Wien war großartig, aber auf eine schöne Art anstrengend. Inzwischen ist Dinge anzuschauen mehr als nur Dinge anzuschauen, es ist Arbeit. Es ist Teil meiner eigenen Fortbildung, mir eine visuelle Bibliothek im Kopf aufzubauen, auf die ich zurückgreifen kann, wenn ich andere visuelle Eindrücke einordnen will.

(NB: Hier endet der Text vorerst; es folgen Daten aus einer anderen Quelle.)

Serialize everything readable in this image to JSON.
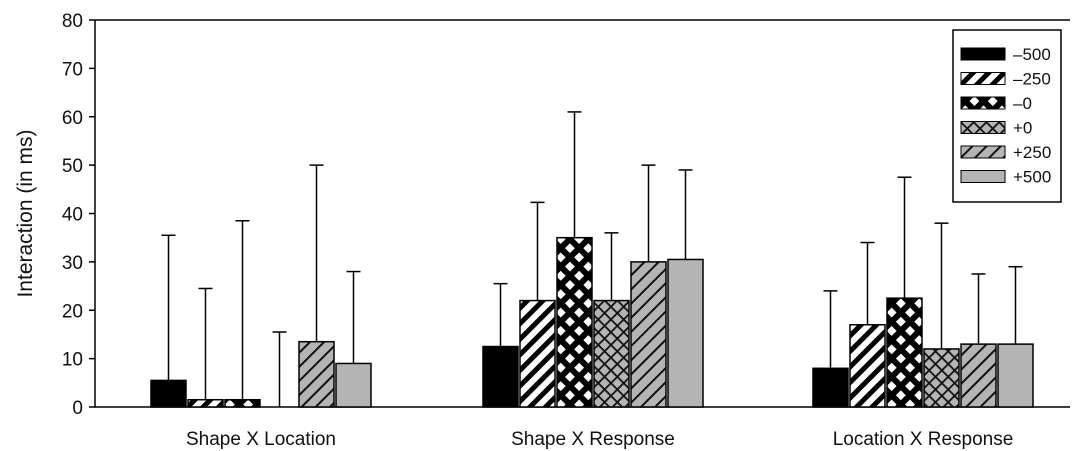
{
  "chart_data": {
    "type": "bar",
    "title": "",
    "xlabel": "",
    "ylabel": "Interaction (in ms)",
    "ylim": [
      0,
      80
    ],
    "yticks": [
      "0",
      "10",
      "20",
      "30",
      "40",
      "50",
      "60",
      "70",
      "80"
    ],
    "grid": false,
    "legend_position": "top-right",
    "categories": [
      "Shape X Location",
      "Shape X Response",
      "Location X Response"
    ],
    "series": [
      {
        "name": "–500",
        "values": [
          5.5,
          12.5,
          8
        ],
        "error_upper": [
          35.5,
          25.5,
          24
        ],
        "pattern": "solid-black"
      },
      {
        "name": "–250",
        "values": [
          1.5,
          22,
          17
        ],
        "error_upper": [
          24.5,
          42.3,
          34
        ],
        "pattern": "diagonal-bold"
      },
      {
        "name": "–0",
        "values": [
          1.5,
          35,
          22.5
        ],
        "error_upper": [
          38.5,
          61,
          47.5
        ],
        "pattern": "bold-crosshatch"
      },
      {
        "name": "+0",
        "values": [
          0,
          22,
          12
        ],
        "error_upper": [
          15.5,
          36,
          38
        ],
        "pattern": "crosshatch-gray"
      },
      {
        "name": "+250",
        "values": [
          13.5,
          30,
          13
        ],
        "error_upper": [
          50,
          50,
          27.5
        ],
        "pattern": "diagonal-gray"
      },
      {
        "name": "+500",
        "values": [
          9,
          30.5,
          13
        ],
        "error_upper": [
          28,
          49,
          29
        ],
        "pattern": "solid-gray"
      }
    ]
  }
}
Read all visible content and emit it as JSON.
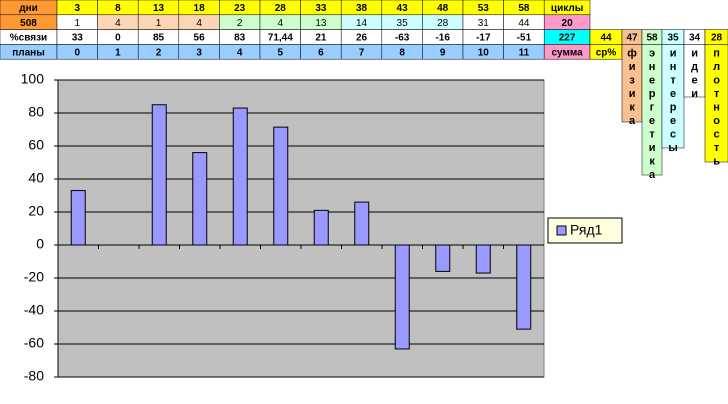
{
  "table": {
    "rows": [
      [
        "дни",
        3,
        8,
        13,
        18,
        23,
        28,
        33,
        38,
        43,
        48,
        53,
        58,
        "циклы"
      ],
      [
        508,
        1,
        4,
        1,
        4,
        2,
        4,
        13,
        14,
        35,
        28,
        31,
        44,
        20
      ],
      [
        "%связи",
        33,
        0,
        85,
        56,
        83,
        "71,44",
        21,
        26,
        -63,
        -16,
        -17,
        -51,
        227,
        44,
        47,
        58,
        35,
        34,
        28
      ],
      [
        "планы",
        0,
        1,
        2,
        3,
        4,
        5,
        6,
        7,
        8,
        9,
        10,
        11,
        "сумма",
        "ср%"
      ]
    ],
    "vertical_headers": [
      "физика",
      "энергетика",
      "интересы",
      "идеи",
      "плотность"
    ]
  },
  "chart_data": {
    "type": "bar",
    "categories": [
      null,
      null,
      null,
      null,
      null,
      null,
      null,
      null,
      null,
      null,
      null,
      null
    ],
    "series": [
      {
        "name": "Ряд1",
        "color": "#9999ff",
        "values": [
          33,
          0,
          85,
          56,
          83,
          71.44,
          21,
          26,
          -63,
          -16,
          -17,
          -51
        ]
      }
    ],
    "ylim": [
      -80,
      100
    ],
    "yticks": [
      -80,
      -60,
      -40,
      -20,
      0,
      20,
      40,
      60,
      80,
      100
    ],
    "grid": true,
    "legend": "right"
  }
}
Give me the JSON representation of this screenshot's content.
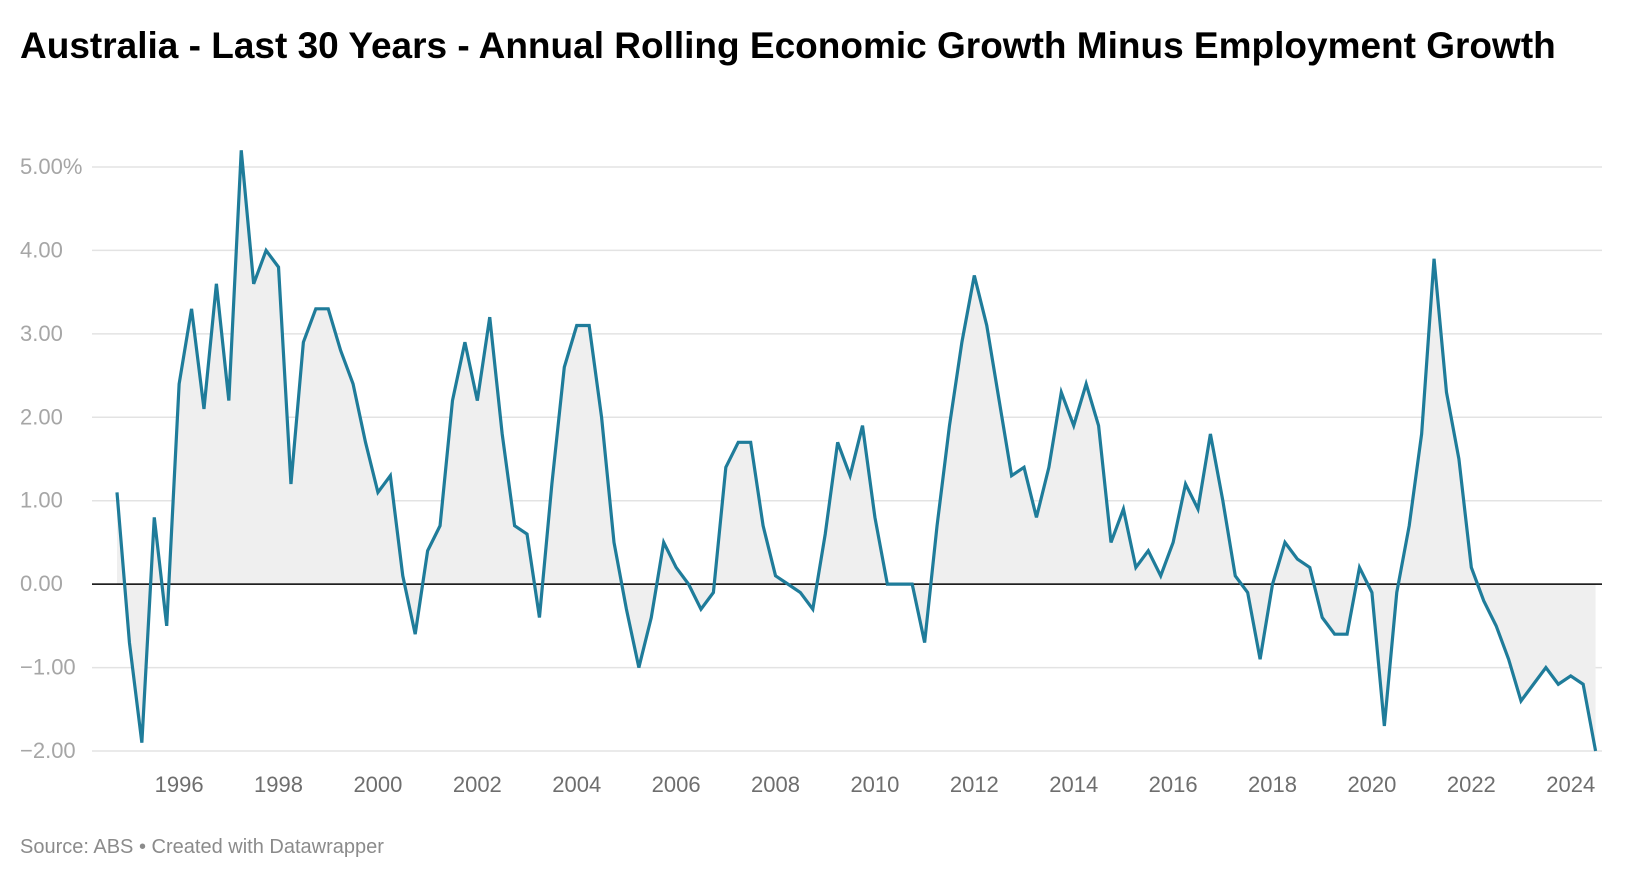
{
  "title": "Australia - Last 30 Years - Annual Rolling Economic Growth Minus Employment Growth",
  "footer": {
    "source": "Source: ABS",
    "separator": "•",
    "credit": "Created with Datawrapper"
  },
  "colors": {
    "line": "#1f7c9a",
    "area": "#efefef",
    "grid": "#e3e3e3",
    "zero_line": "#000000",
    "tick_label_y": "#a6a6a6",
    "tick_label_x": "#6e6e6e"
  },
  "chart_data": {
    "type": "area",
    "title": "Australia - Last 30 Years - Annual Rolling Economic Growth Minus Employment Growth",
    "xlabel": "",
    "ylabel": "",
    "ylim": [
      -2,
      5
    ],
    "xlim": [
      1994.75,
      2024.75
    ],
    "grid": true,
    "legend": "none",
    "y_ticks": [
      {
        "value": 5,
        "label": "5.00%"
      },
      {
        "value": 4,
        "label": "4.00"
      },
      {
        "value": 3,
        "label": "3.00"
      },
      {
        "value": 2,
        "label": "2.00"
      },
      {
        "value": 1,
        "label": "1.00"
      },
      {
        "value": 0,
        "label": "0.00"
      },
      {
        "value": -1,
        "label": "−1.00"
      },
      {
        "value": -2,
        "label": "−2.00"
      }
    ],
    "x_ticks": [
      "1996",
      "1998",
      "2000",
      "2002",
      "2004",
      "2006",
      "2008",
      "2010",
      "2012",
      "2014",
      "2016",
      "2018",
      "2020",
      "2022",
      "2024"
    ],
    "series": [
      {
        "x_start": "1994-Q4",
        "frequency": "quarterly",
        "values": [
          1.1,
          -0.7,
          -1.9,
          0.8,
          -0.5,
          2.4,
          3.3,
          2.1,
          3.6,
          2.2,
          5.2,
          3.6,
          4.0,
          3.8,
          1.2,
          2.9,
          3.3,
          3.3,
          2.8,
          2.4,
          1.7,
          1.1,
          1.3,
          0.1,
          -0.6,
          0.4,
          0.7,
          2.2,
          2.9,
          2.2,
          3.2,
          1.8,
          0.7,
          0.6,
          -0.4,
          1.2,
          2.6,
          3.1,
          3.1,
          2.0,
          0.5,
          -0.3,
          -1.0,
          -0.4,
          0.5,
          0.2,
          0.0,
          -0.3,
          -0.1,
          1.4,
          1.7,
          1.7,
          0.7,
          0.1,
          0.0,
          -0.1,
          -0.3,
          0.6,
          1.7,
          1.3,
          1.9,
          0.8,
          0.0,
          0.0,
          0.0,
          -0.7,
          0.7,
          1.9,
          2.9,
          3.7,
          3.1,
          2.2,
          1.3,
          1.4,
          0.8,
          1.4,
          2.3,
          1.9,
          2.4,
          1.9,
          0.5,
          0.9,
          0.2,
          0.4,
          0.1,
          0.5,
          1.2,
          0.9,
          1.8,
          1.0,
          0.1,
          -0.1,
          -0.9,
          0.0,
          0.5,
          0.3,
          0.2,
          -0.4,
          -0.6,
          -0.6,
          0.2,
          -0.1,
          -1.7,
          -0.1,
          0.7,
          1.8,
          3.9,
          2.3,
          1.5,
          0.2,
          -0.2,
          -0.5,
          -0.9,
          -1.4,
          -1.2,
          -1.0,
          -1.2,
          -1.1,
          -1.2,
          -2.0
        ]
      }
    ]
  }
}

Daher gehe ich nicht mehr durch Museen oder Straßen und denke „Ach, hübsch“, sondern ich denke „In welches Regal passt das jetzt?“
Daher war ich am Tag meiner Rückkehr, am letzten Samstag, ein bisschen erledigt, hatte aber abends ein sehr schönes Programm vor mir: Ich wurde nachträglich zum Geburtstag in mein Lieblingsrestaurant in München ausgeführt, ins Broeding.
Der Gruß aus der Küche war Lamm (? Ich habe mir keine Notizen gemacht, ich hatte mir in Wien genug Notizen für die nächsten drei Wochen gemacht) mit Wirsinggemüse und Chips. (Topinambur?) Auf jeden Fall gut: zartes Fleisch, mildwürziges, noch knackiges Gemüse. Wir gönnten uns einen Rieslingsekt als Aperitif.

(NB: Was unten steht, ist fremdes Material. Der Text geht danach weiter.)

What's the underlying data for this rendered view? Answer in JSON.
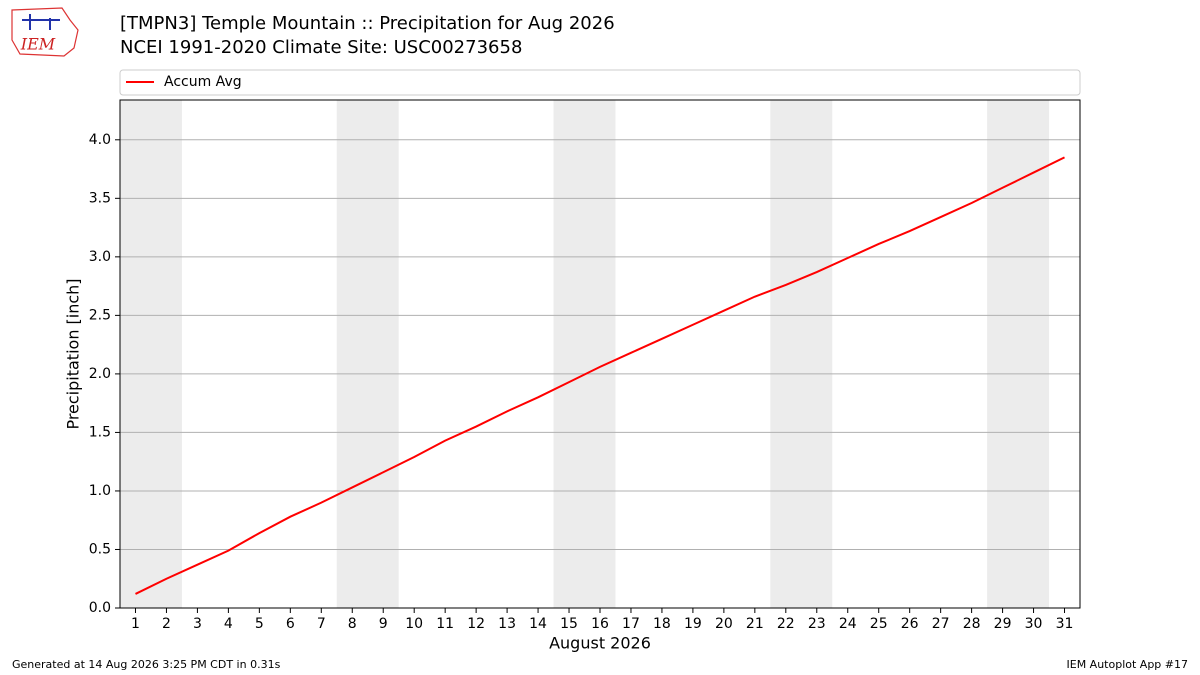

Erster Gang: Zweierlei vom Kaninchen, Couscous und Salzzitronenjogurt. Faszinierend, wie wenig Salzzitronenjogurt nach Salz oder Zitrone schmeckt, eher rauchig. Der erste Wein des Abends war ein Kikelet Furmint 2012, frisch und kühl, passte gut zum knusprigmilden Couscous und dem warmweichen Fleisch.
Zweiter Gang: Selleriesuppe mit gebackenem Kräutersaitling. Ich bin kein Riesenselleriefan, aber ich esse mich langsam an dieses Gemüse ran. Wenn es immer so schmecken würde wie diese Suppe, würde ich es noch öfter essen. Der Pilz war außen knuspig und innen bissfest, alles zusammen wunderbar, und der Wein dazu mein erster Liebling des Abends: K vom Weingut Kracher, 2013, ein Cuvée aus Chardonnay, Scheurebe und Welschriesling. Roch ernsthaft haargenau wie Cornetto Erdbeer, schmeckte aber netterweise nicht danach.
Dritter Gang: Saibling mit Kohlrabi und Bärlauchsoße. Hier war ich zunächst damit beschäftigt, das Geschirr schön zu finden, bevor ich das Essen würdigen konnte. Knackiger Kohlrabi, mildscharfer Bärlauch, knuspriger Fisch – what’s not to love? Und als Wein dazu mein persönlicher Star des Abends, ein Riesling vom Weingut Hirsch (verlinkt ist der 2013, wir hatten den 2012er). Zuerst Mango, dann Rauch, der aber beim Essen verflog. Sehr vollmundig und einer von den Weinen, die solo schon toll sind und mit Essen nach toller. Eine Kiste für Frau Gröner, bitte.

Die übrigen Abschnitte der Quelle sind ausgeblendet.